Consolidate and Self-Assess

Bring the spectrum together. The biliary tree — gallbladder, cystic duct, common hepatic and common bile ducts, ampulla of Vater and sphincter of Oddi — and the dissection landmark Calot's triangle underpin both the disease and its surgery. Gallstones (cholesterol, black and brown pigment, mixed) cause a graded series of problems: biliary colic, acute cholecystitis (Murphy's sign), choledocholithiasis with obstructive jaundice (raised conjugated bilirubin, ALP and GGT), ascending cholangitis (Charcot's triad; Reynolds pentad when severe), and gallstone pancreatitis — while painless jaundice with a palpable non-tender gallbladder (Courvoisier's law) warns of malignancy. Ultrasound is first-line, MRCP images the ducts non-invasively, and ERCP clears them. Management means laparoscopic cholecystectomy for stone disease, ERCP to clear CBD stones, and antibiotics plus urgent biliary drainage for cholangitis. Confirm your understanding with the question below before finishing.

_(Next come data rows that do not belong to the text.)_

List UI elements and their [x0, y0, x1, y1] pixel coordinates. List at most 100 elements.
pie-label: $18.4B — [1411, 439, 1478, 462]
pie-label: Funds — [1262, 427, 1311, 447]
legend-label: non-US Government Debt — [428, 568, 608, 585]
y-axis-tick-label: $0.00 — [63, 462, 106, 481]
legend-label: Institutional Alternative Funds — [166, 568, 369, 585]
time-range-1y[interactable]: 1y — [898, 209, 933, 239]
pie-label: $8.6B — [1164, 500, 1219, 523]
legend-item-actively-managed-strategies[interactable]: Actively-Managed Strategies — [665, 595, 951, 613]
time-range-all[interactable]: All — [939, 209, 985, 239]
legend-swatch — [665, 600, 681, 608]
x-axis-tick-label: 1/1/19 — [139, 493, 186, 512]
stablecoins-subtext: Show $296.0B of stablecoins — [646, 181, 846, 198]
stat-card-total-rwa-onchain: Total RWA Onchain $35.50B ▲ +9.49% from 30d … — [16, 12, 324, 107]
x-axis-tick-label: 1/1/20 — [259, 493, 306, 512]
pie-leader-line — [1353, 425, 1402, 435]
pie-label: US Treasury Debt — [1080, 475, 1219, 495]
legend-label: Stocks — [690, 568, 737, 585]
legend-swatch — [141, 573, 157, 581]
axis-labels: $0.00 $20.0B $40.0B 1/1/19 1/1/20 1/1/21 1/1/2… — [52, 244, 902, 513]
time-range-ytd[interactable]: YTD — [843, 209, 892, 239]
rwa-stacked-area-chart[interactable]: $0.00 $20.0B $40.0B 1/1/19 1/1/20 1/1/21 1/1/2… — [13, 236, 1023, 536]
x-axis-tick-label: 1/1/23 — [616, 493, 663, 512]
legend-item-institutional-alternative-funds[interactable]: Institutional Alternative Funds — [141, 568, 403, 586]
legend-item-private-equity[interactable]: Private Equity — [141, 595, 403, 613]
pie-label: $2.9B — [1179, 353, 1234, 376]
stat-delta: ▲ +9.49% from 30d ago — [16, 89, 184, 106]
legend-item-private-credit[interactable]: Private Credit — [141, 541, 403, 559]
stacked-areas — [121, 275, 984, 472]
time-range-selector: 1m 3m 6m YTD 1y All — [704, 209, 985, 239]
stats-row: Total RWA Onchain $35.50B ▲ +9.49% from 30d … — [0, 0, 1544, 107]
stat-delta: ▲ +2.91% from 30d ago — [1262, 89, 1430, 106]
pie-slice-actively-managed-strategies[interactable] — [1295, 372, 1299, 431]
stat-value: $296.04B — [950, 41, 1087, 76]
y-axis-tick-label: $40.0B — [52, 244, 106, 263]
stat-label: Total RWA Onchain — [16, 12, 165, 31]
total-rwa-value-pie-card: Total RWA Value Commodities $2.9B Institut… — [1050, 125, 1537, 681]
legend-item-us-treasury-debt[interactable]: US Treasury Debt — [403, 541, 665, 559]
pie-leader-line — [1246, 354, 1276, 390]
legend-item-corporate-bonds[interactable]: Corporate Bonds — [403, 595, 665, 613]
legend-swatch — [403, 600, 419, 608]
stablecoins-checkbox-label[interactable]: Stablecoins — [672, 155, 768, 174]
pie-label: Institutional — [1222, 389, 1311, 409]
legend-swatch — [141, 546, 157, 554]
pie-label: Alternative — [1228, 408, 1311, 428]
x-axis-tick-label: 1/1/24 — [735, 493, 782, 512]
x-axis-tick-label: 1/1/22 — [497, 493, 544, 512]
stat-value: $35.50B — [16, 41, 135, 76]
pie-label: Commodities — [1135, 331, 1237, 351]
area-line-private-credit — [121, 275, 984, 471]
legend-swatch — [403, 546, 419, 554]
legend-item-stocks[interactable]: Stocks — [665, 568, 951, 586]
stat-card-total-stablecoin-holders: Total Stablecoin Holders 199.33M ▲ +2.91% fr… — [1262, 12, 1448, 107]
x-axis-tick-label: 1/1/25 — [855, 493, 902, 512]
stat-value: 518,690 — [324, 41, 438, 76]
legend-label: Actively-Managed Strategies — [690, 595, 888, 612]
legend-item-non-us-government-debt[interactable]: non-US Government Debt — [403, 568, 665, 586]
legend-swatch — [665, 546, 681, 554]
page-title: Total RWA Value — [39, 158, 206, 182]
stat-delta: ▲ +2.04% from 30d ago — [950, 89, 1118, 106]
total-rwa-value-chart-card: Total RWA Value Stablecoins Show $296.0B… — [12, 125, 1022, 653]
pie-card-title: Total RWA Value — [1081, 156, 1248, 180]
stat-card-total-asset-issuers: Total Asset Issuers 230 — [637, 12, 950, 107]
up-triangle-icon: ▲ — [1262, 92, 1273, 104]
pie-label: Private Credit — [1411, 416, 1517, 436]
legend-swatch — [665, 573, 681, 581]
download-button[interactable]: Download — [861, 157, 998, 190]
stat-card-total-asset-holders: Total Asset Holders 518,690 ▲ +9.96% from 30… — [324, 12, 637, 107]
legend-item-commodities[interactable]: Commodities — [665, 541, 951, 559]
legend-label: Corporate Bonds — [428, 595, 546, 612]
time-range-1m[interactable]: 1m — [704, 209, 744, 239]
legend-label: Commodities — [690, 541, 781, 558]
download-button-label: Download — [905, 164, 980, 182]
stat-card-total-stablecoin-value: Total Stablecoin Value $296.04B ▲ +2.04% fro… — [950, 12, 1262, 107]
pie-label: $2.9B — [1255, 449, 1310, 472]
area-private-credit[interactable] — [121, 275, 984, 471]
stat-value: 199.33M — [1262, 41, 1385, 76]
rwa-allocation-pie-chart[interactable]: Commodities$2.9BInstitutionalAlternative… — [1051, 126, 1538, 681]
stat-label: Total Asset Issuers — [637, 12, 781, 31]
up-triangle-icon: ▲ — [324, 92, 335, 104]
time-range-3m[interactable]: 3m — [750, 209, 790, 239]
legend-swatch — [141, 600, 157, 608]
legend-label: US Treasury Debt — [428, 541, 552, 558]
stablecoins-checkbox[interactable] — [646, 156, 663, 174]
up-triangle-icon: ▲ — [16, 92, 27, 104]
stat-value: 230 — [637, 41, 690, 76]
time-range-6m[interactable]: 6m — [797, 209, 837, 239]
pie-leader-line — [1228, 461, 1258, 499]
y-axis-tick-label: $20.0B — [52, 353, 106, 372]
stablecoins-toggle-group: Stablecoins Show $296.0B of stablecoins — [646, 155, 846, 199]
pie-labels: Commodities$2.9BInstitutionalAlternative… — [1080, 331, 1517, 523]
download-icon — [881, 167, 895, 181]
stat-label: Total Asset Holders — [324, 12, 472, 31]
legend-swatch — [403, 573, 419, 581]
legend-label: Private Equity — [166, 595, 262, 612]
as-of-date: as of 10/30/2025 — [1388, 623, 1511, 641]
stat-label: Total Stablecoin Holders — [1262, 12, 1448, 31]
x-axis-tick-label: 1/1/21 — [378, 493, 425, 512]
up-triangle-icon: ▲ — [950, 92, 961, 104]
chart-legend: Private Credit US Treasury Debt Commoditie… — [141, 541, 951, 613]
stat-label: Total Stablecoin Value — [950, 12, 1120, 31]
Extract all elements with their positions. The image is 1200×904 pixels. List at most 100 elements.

Work through the self-assessment that follows. Where an answer is unclear, return to the relevant section and re-trace the reasoning rather than only re-reading the fact.

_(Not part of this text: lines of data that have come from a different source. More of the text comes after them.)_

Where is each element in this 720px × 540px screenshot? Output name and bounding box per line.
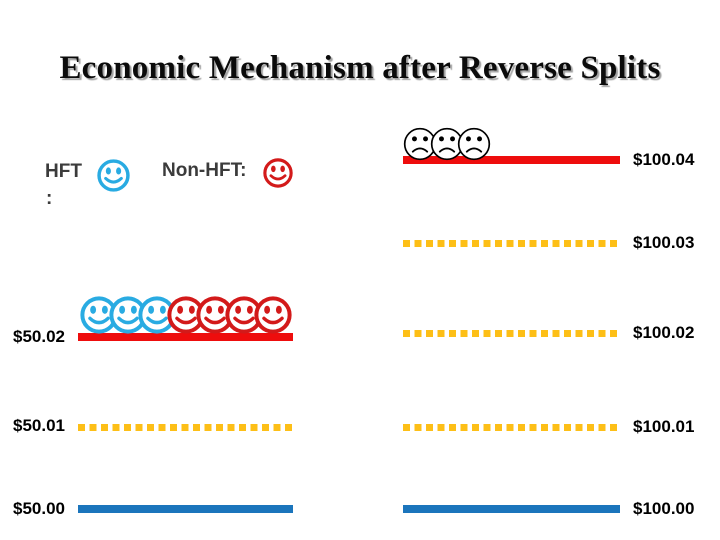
trader-faces-row-100-04 [403, 127, 491, 161]
price-label-50-01: $50.01 [13, 416, 65, 435]
price-line-100-03 [403, 240, 620, 247]
nonhft-legend-label: Non-HFT: [162, 160, 247, 181]
hft-legend-label: HFT [45, 161, 82, 182]
trader-faces-row-50-02 [80, 296, 292, 334]
nonhft-face-icon [254, 296, 292, 334]
price-label-100-04: $100.04 [633, 150, 695, 169]
sad-face-icon [457, 127, 491, 161]
price-label-50-02: $50.02 [13, 327, 65, 346]
price-label-100-00: $100.00 [633, 499, 695, 518]
price-line-100-00 [403, 505, 620, 513]
price-line-100-02 [403, 330, 620, 337]
price-line-50-01 [78, 424, 293, 431]
hft-smiley-icon [97, 159, 130, 192]
price-label-100-03: $100.03 [633, 233, 695, 252]
slide-title: Economic Mechanism after Reverse Splits [59, 50, 661, 86]
price-line-50-00 [78, 505, 293, 513]
price-line-100-01 [403, 424, 620, 431]
hft-legend-colon: : [46, 188, 53, 209]
nonhft-smiley-icon [263, 158, 293, 188]
price-line-100-04 [403, 156, 620, 164]
price-label-100-02: $100.02 [633, 323, 695, 342]
price-line-50-02 [78, 333, 293, 341]
price-label-100-01: $100.01 [633, 417, 695, 436]
price-label-50-00: $50.00 [13, 499, 65, 518]
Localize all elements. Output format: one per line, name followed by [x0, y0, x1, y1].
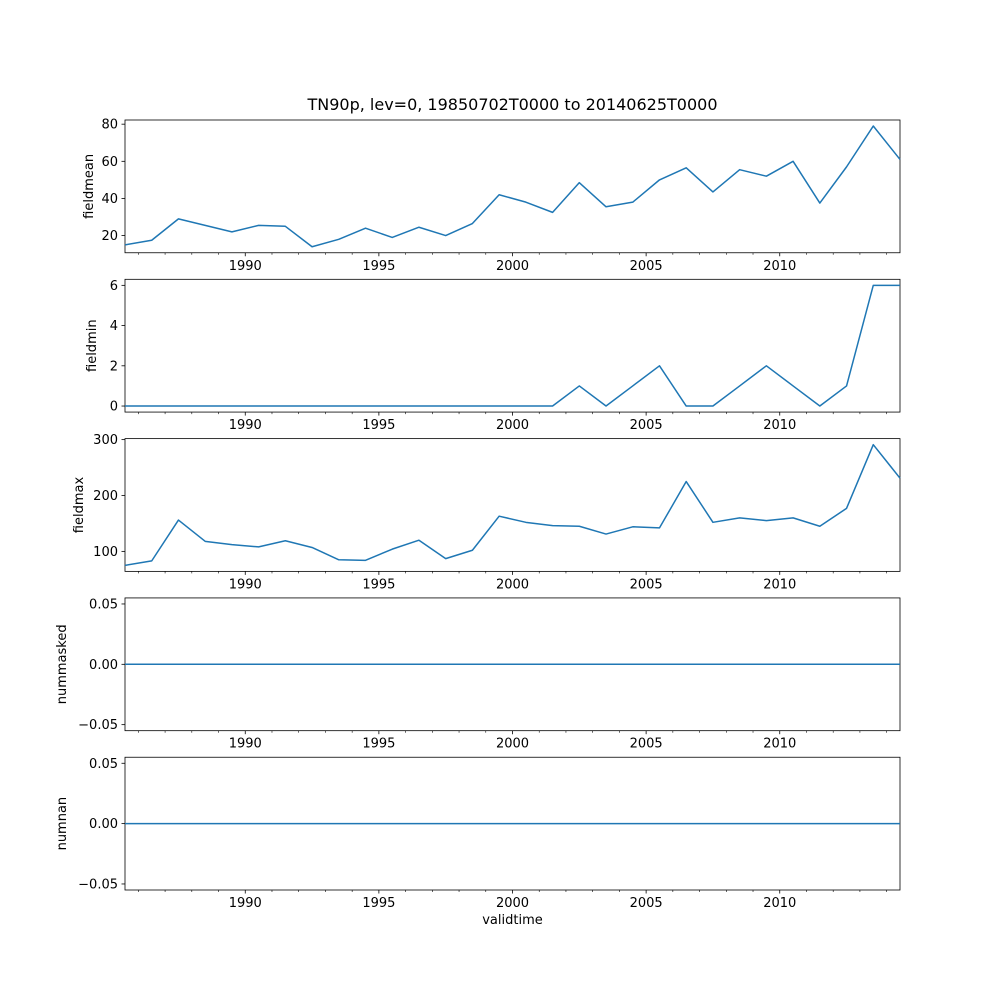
y-tick-label: 40	[101, 192, 118, 207]
subplot-fieldmin: 0 2 4 6 1990 1995 2000 2005 2010 fieldmin	[85, 278, 901, 433]
y-tick-label: 0	[110, 400, 118, 415]
subplot-nummasked: −0.05 0.00 0.05 1990 1995 2000 2005 2010 nummask…	[55, 597, 901, 752]
x-tick-label: 1990	[229, 259, 262, 274]
x-tick-label: 1995	[362, 259, 395, 274]
data-line-fieldmin	[125, 284, 900, 407]
y-tick-label: 60	[101, 155, 118, 170]
x-tick-label: 1995	[362, 896, 395, 911]
x-tick-label: 2005	[630, 737, 663, 752]
y-axis-label-fieldmax: fieldmax	[72, 477, 87, 534]
y-tick-label: 100	[93, 545, 118, 560]
data-line-fieldmax	[124, 443, 901, 567]
x-tick-label: 2000	[496, 418, 529, 433]
x-tick-label: 2010	[763, 577, 796, 592]
y-tick-label: 300	[93, 433, 118, 448]
y-tick-label: 20	[101, 229, 118, 244]
x-tick-label: 2000	[496, 577, 529, 592]
plot-area-fieldmean	[124, 119, 901, 254]
y-tick-label: 4	[110, 319, 118, 334]
y-tick-label: 0.05	[89, 597, 118, 612]
x-tick-label: 1990	[229, 577, 262, 592]
y-axis-label-fieldmin: fieldmin	[85, 319, 100, 372]
subplot-fieldmax: 100 200 300 1990 1995 2000 2005 2010 fieldmax	[72, 433, 901, 592]
x-tick-label: 2000	[496, 259, 529, 274]
y-tick-label: 2	[110, 359, 118, 374]
y-axis-label-fieldmean: fieldmean	[82, 154, 97, 219]
y-tick-label: 0.00	[89, 817, 118, 832]
y-tick-label: 80	[101, 118, 118, 133]
subplot-fieldmean: 20 40 60 80 1990 1995 2000 2005 2010 fieldmean	[82, 118, 901, 274]
x-tick-label: 1995	[362, 737, 395, 752]
x-tick-label: 1990	[229, 737, 262, 752]
x-tick-label: 2005	[630, 896, 663, 911]
x-tick-label: 2000	[496, 737, 529, 752]
x-tick-label: 2000	[496, 896, 529, 911]
subplot-numnan: −0.05 0.00 0.05 1990 1995 2000 2005 2010 numnan	[55, 757, 901, 911]
x-tick-label: 2005	[630, 418, 663, 433]
plot-area-fieldmax	[124, 438, 901, 572]
x-tick-label: 1990	[229, 896, 262, 911]
y-axis-label-nummasked: nummasked	[55, 624, 70, 704]
data-line-fieldmean	[124, 125, 901, 248]
y-tick-label: 0.00	[89, 658, 118, 673]
y-tick-label: −0.05	[78, 718, 118, 733]
x-tick-label: 2010	[763, 259, 796, 274]
x-tick-label: 1990	[229, 418, 262, 433]
y-tick-label: 0.05	[89, 757, 118, 772]
y-tick-label: 6	[110, 279, 118, 294]
x-axis-label: validtime	[482, 913, 543, 928]
x-tick-label: 2005	[630, 259, 663, 274]
x-tick-label: 1995	[362, 418, 395, 433]
y-tick-label: 200	[93, 489, 118, 504]
y-tick-label: −0.05	[78, 877, 118, 892]
x-tick-label: 2010	[763, 896, 796, 911]
plot-area-fieldmin	[124, 278, 901, 413]
x-tick-label: 2010	[763, 737, 796, 752]
x-tick-label: 1995	[362, 577, 395, 592]
x-tick-label: 2005	[630, 577, 663, 592]
chart-title: TN90p, lev=0, 19850702T0000 to 20140625T…	[306, 95, 717, 114]
y-axis-label-numnan: numnan	[55, 797, 70, 851]
x-tick-label: 2010	[763, 418, 796, 433]
subplots-layer: 20 40 60 80 1990 1995 2000 2005 2010 fieldmean 0 2 4…	[55, 118, 901, 911]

  • Can you match each eponymous sign (Murphy, Courvoisier, Charcot, Reynolds) to its diagnosis?
  • Can you describe the obstructive pattern on liver function tests?
  • Can you state the three simultaneous steps in managing ascending cholangitis?

SELF-CHECK

An elderly man presents with painless, progressive jaundice and a smooth, palpable, non-tender gallbladder. According to Courvoisier's law, what should this suggest?

A. Gallstones obstructing the cystic duct

B. Acute cholecystitis

C. Malignant obstruction of the distal bile duct (e.g. pancreatic-head or periampullary cancer)

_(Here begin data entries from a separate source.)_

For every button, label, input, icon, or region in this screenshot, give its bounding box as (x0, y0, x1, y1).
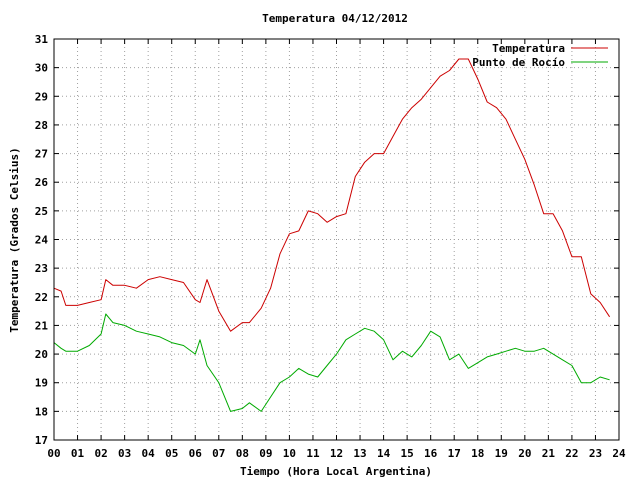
legend-label-temperatura: Temperatura (492, 42, 565, 55)
x-tick-label: 00 (47, 447, 60, 460)
y-tick-label: 19 (35, 377, 48, 390)
y-tick-label: 29 (35, 90, 48, 103)
x-tick-label: 03 (118, 447, 131, 460)
x-tick-label: 13 (353, 447, 366, 460)
x-tick-label: 08 (236, 447, 249, 460)
x-tick-label: 11 (306, 447, 320, 460)
y-tick-label: 31 (35, 33, 49, 46)
legend-label-punto-de-rocio: Punto de Rocío (472, 56, 565, 69)
x-tick-label: 07 (212, 447, 225, 460)
x-tick-label: 10 (283, 447, 296, 460)
x-tick-label: 04 (142, 447, 156, 460)
plot-frame (53, 38, 620, 441)
y-axis-label: Temperatura (Grados Celsius) (8, 147, 21, 332)
series-line-punto-de-rocio (53, 313, 610, 412)
y-tick-label: 30 (35, 62, 48, 75)
x-tick-label: 17 (448, 447, 461, 460)
x-tick-label: 09 (259, 447, 272, 460)
y-tick-label: 21 (35, 319, 49, 332)
x-tick-label: 14 (377, 447, 391, 460)
grid-layer (54, 39, 619, 440)
y-tick-label: 17 (35, 434, 48, 447)
y-tick-label: 24 (35, 234, 49, 247)
tick-layer: 17 18 19 20 21 22 23 24 25 26 27 28 29 30 31 00 01 02 03 04… (35, 33, 626, 460)
x-tick-label: 02 (94, 447, 107, 460)
chart-title: Temperatura 04/12/2012 (262, 12, 408, 25)
x-tick-label: 21 (542, 447, 556, 460)
x-tick-label: 06 (189, 447, 203, 460)
legend: Temperatura Punto de Rocío (472, 42, 608, 69)
x-tick-label: 20 (518, 447, 531, 460)
y-tick-label: 26 (35, 176, 49, 189)
x-tick-label: 01 (71, 447, 85, 460)
x-tick-label: 15 (401, 447, 414, 460)
y-tick-label: 27 (35, 148, 48, 161)
x-tick-label: 22 (565, 447, 578, 460)
series-line-temperatura (53, 58, 611, 332)
series-layer (53, 58, 611, 412)
x-axis-label: Tiempo (Hora Local Argentina) (240, 465, 432, 478)
y-tick-label: 23 (35, 262, 48, 275)
x-tick-label: 24 (612, 447, 626, 460)
x-tick-label: 16 (424, 447, 438, 460)
y-tick-label: 20 (35, 348, 48, 361)
x-tick-label: 23 (589, 447, 602, 460)
y-tick-label: 22 (35, 291, 48, 304)
x-tick-label: 19 (495, 447, 508, 460)
y-tick-label: 25 (35, 205, 48, 218)
y-tick-label: 18 (35, 405, 48, 418)
x-tick-label: 12 (330, 447, 343, 460)
x-tick-label: 05 (165, 447, 178, 460)
x-tick-label: 18 (471, 447, 484, 460)
y-tick-label: 28 (35, 119, 48, 132)
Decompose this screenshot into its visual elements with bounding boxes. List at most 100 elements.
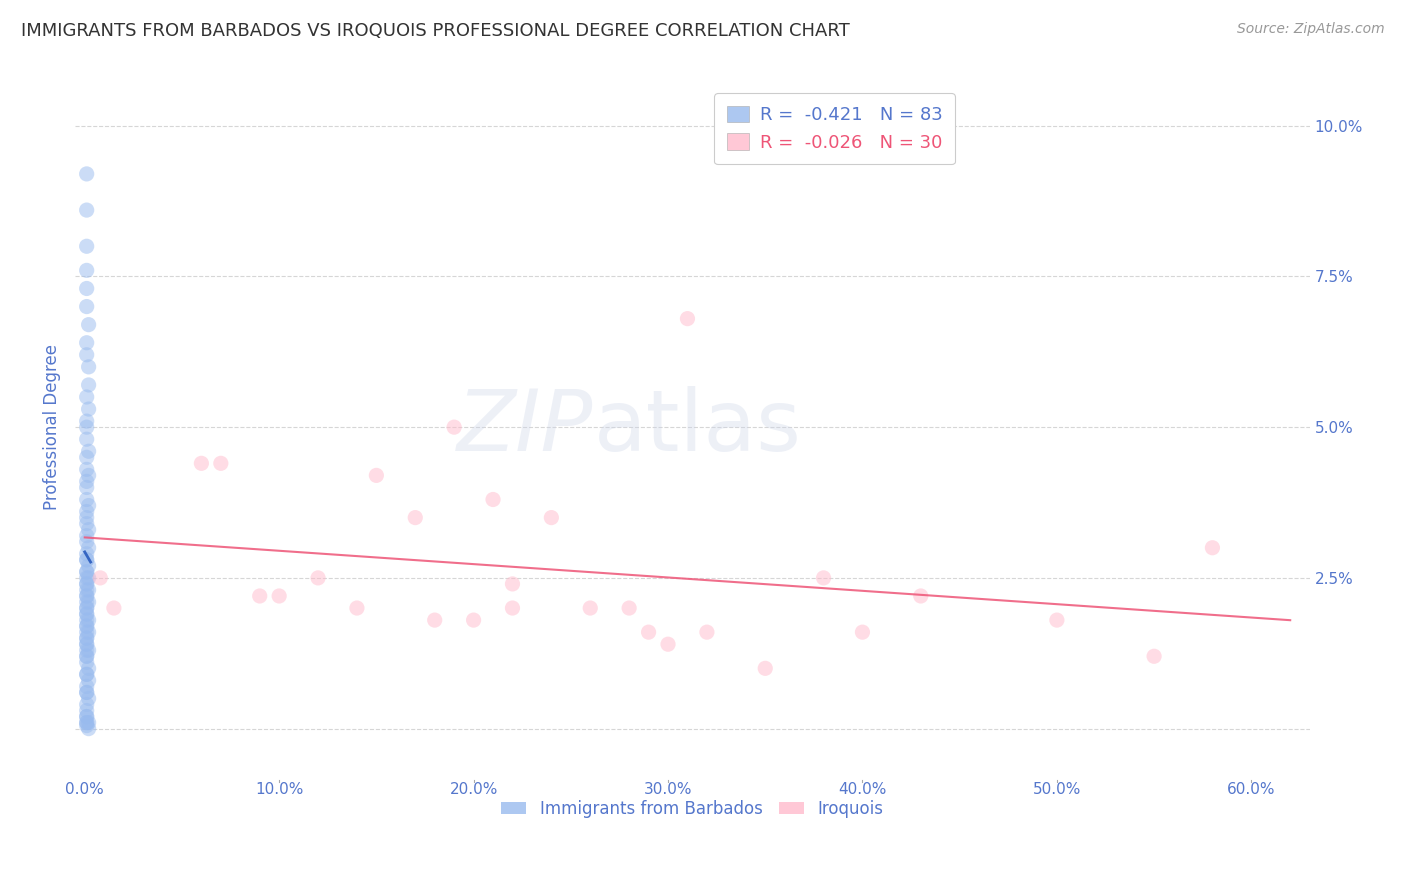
Point: [76, 553, 98, 567]
Point: [76, 601, 98, 615]
Point: [77, 378, 100, 392]
Point: [77, 613, 100, 627]
Point: [76, 492, 98, 507]
Point: [76, 577, 98, 591]
Point: [76, 565, 98, 579]
Point: [76, 390, 98, 404]
Point: [76, 613, 98, 627]
Point: [76, 631, 98, 645]
Point: [209, 456, 232, 470]
Point: [77, 468, 100, 483]
Point: [76, 704, 98, 718]
Point: [76, 709, 98, 723]
Point: [76, 450, 98, 465]
Point: [76, 685, 98, 699]
Point: [76, 601, 98, 615]
Point: [76, 715, 98, 730]
Point: [579, 601, 602, 615]
Point: [76, 420, 98, 434]
Point: [76, 667, 98, 681]
Point: [482, 492, 505, 507]
Point: [76, 516, 98, 531]
Point: [77, 571, 100, 585]
Point: [501, 577, 523, 591]
Point: [76, 649, 98, 664]
Point: [77, 625, 100, 640]
Point: [77, 558, 100, 573]
Point: [76, 281, 98, 295]
Point: [77, 595, 100, 609]
Point: [463, 613, 485, 627]
Point: [77, 691, 100, 706]
Point: [77, 402, 100, 417]
Point: [366, 468, 388, 483]
Point: [76, 625, 98, 640]
Point: [77, 673, 100, 688]
Point: [617, 601, 640, 615]
Point: [76, 631, 98, 645]
Point: [76, 718, 98, 732]
Point: [77, 523, 100, 537]
Point: [76, 414, 98, 428]
Point: [346, 601, 368, 615]
Point: [76, 637, 98, 651]
Point: [76, 589, 98, 603]
Point: [76, 547, 98, 561]
Point: [76, 571, 98, 585]
Point: [77, 444, 100, 458]
Point: [76, 300, 98, 314]
Point: [76, 698, 98, 712]
Point: [269, 589, 291, 603]
Text: atlas: atlas: [593, 385, 801, 468]
Point: [76, 607, 98, 621]
Point: [307, 571, 329, 585]
Point: [676, 311, 699, 326]
Point: [77, 318, 100, 332]
Point: [76, 595, 98, 609]
Point: [76, 263, 98, 277]
Point: [76, 505, 98, 519]
Point: [76, 655, 98, 669]
Y-axis label: Professional Degree: Professional Degree: [44, 344, 60, 510]
Point: [76, 643, 98, 657]
Point: [540, 510, 562, 524]
Point: [76, 565, 98, 579]
Point: [696, 625, 718, 640]
Point: [501, 601, 523, 615]
Point: [637, 625, 659, 640]
Point: [77, 643, 100, 657]
Point: [76, 649, 98, 664]
Point: [76, 715, 98, 730]
Point: [76, 577, 98, 591]
Point: [404, 510, 426, 524]
Point: [76, 589, 98, 603]
Point: [76, 335, 98, 350]
Point: [754, 661, 776, 675]
Point: [1143, 649, 1166, 664]
Point: [76, 203, 98, 218]
Point: [851, 625, 873, 640]
Point: [77, 541, 100, 555]
Text: Source: ZipAtlas.com: Source: ZipAtlas.com: [1237, 22, 1385, 37]
Point: [813, 571, 835, 585]
Point: [77, 715, 100, 730]
Point: [77, 359, 100, 374]
Point: [76, 709, 98, 723]
Point: [77, 499, 100, 513]
Point: [76, 167, 98, 181]
Point: [76, 348, 98, 362]
Point: [76, 462, 98, 476]
Point: [77, 722, 100, 736]
Point: [76, 529, 98, 543]
Point: [76, 510, 98, 524]
Text: IMMIGRANTS FROM BARBADOS VS IROQUOIS PROFESSIONAL DEGREE CORRELATION CHART: IMMIGRANTS FROM BARBADOS VS IROQUOIS PRO…: [21, 22, 849, 40]
Point: [1201, 541, 1223, 555]
Point: [103, 601, 125, 615]
Point: [76, 553, 98, 567]
Point: [76, 619, 98, 633]
Point: [423, 613, 446, 627]
Point: [89, 571, 111, 585]
Point: [76, 534, 98, 549]
Point: [657, 637, 679, 651]
Point: [76, 480, 98, 494]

D. Hereditary spherocytosis

Reveal Answer

Answer: C. Malignant obstruction of the distal bile duct (e.g. pancreatic-head or periampullary cancer)

Courvoisier's law states that a palpable, non-tender gallbladder with jaundice is unlikely to be due to stones — because stone disease fibroses and contracts the gallbladder. Instead it points to malignant obstruction of the distal bile duct, such as a pancreatic-head or periampullary carcinoma, which must be investigated urgently.